You can complete this project to test your skills. It should be completed when this material is used in a long workshop, or if you are working through this material independently.
    
The goal of this exercise is to extract the Enzyme Commission Class for a series of enzyme structures in PDB files and write them to a text file. The files are located in the `PDB_files` folder. If you open any of these files in a text editor and search for the term "EC:" you will find a listing that looks like this: 
    
    COMPND   6 EC: 1.2.1.13;
    
You are probably familiar with these numbers, but just in case - the Enzyme Commission class tells you the function of an enzyme in a hierarchical format. You can learn more at the [BRENDA EC Explorer](https://www.brenda-enzymes.org/ecexplorer.php?browser=1&f[nodes]=21&f[action]=close&f[change]=21#21).  
  
**Your assignment** is to parse the files in the `PDB_files` folder and write a new file named `EC_class.txt` that contains the PDB ID and EC class for each of these enzymes. When you open the file in your text editor, it should look like this:

7tim 	  5.3.1.1  
6zt7 	  3.2.1.55  
5eu9 	  4.2.1.11  
3iva 	  2.1.1.13  
2pkr 	  1.2.1.13  
3vnd 	  4.2.1.20  
5veu 	  1.14.14.1
    
*Hint*

It helps when you are writing code to break up what you have to do into steps. Overall, we want to get information from the file. How do we do that?
 
If you think about the steps you will need to do this assignment you might come up with a list that is like this: 

1. Open the file for reading.
1. Read the data in the file.
1. Loop through the lines in the file.
    1. Read the files to gain access to the information we want.
    1. Extract the desired information and write it to a file.

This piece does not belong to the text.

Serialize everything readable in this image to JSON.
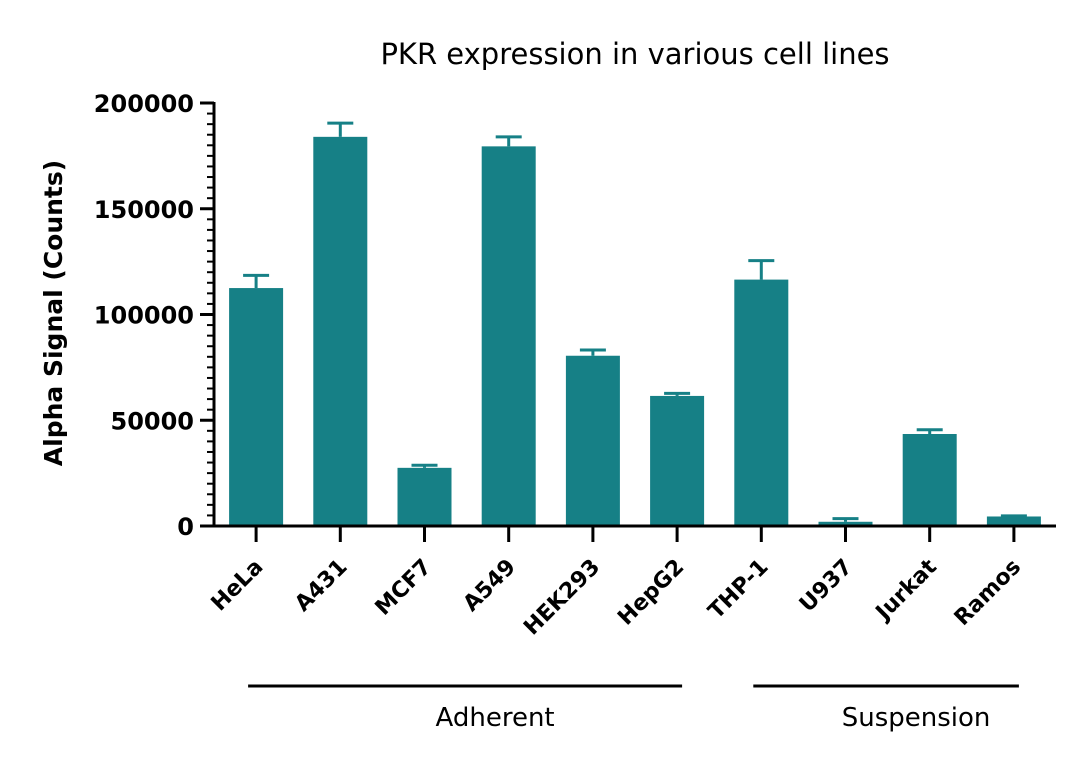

It can be helpful when you code to write out these steps and work on it in pieces. Try to write the code using these steps. Note that as you write the code, you may come up with other steps!  
  
First, think about what you have to do for step 1, and write the code for that. Next, think about how you would do step 2 and write the code for that. You can troubleshoot each step using print statments. 
  
The steps build on each other, so you can work on getting each piece written before moving on to the next.